This is an archived article that was published on sltrib.com in 2011, and information in the article may be outdated. It is provided only for personal research purposes and may not be reprinted.

Rich County commissioners have opted not to allow reintroduction of the endangered black-footed ferret into a prairie dog colony on private land in northern Utah, according to the County Clerk's Office.

The county was considering a plan by the Utah Division of Wildlife Resources to place 20 ferrets a year onto the LDS Church-owned Deseret Land and Livestock ranch, which had approved the idea as long as neighboring landowners didn't object. The state and the U.S. Fish and Wildlife Service had agreed to treat the new ferret population as experimental and not impose land-use restrictions if the population spread to neighboring private or public lands.
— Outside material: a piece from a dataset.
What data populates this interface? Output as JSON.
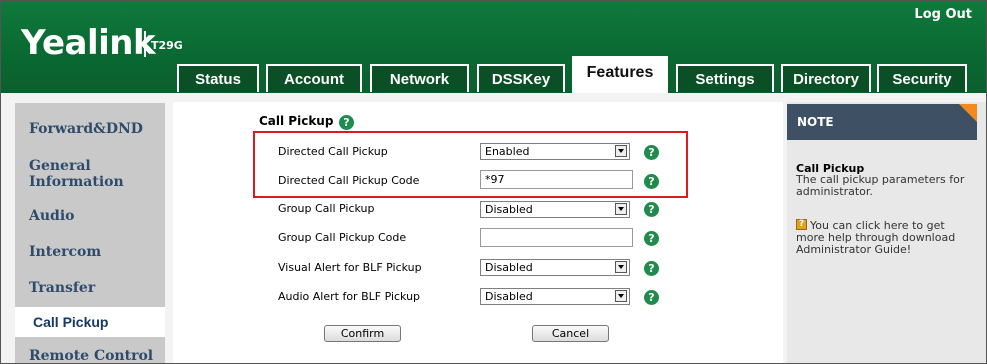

But most neighbors did object, and commissioners said they couldn't support the plan because of fears that environmentalists or government agencies might later impose restrictions under the Endangered Species Act.

Rich County's approval wasn't technically required for a reintroduction, though state officials said they wouldn't proceed without it. Commissioners voted 3-0 against the plan Wednesday.

Black-footed ferrets were thought extinct before a population was discovered in Wyoming in 1981 and brought into captivity for breeding. They have since been placed in 19 locations in the Great Plains, Southwest, Canada and Mexico — including one in Uintah County's Coyote Basin in eastern Utah.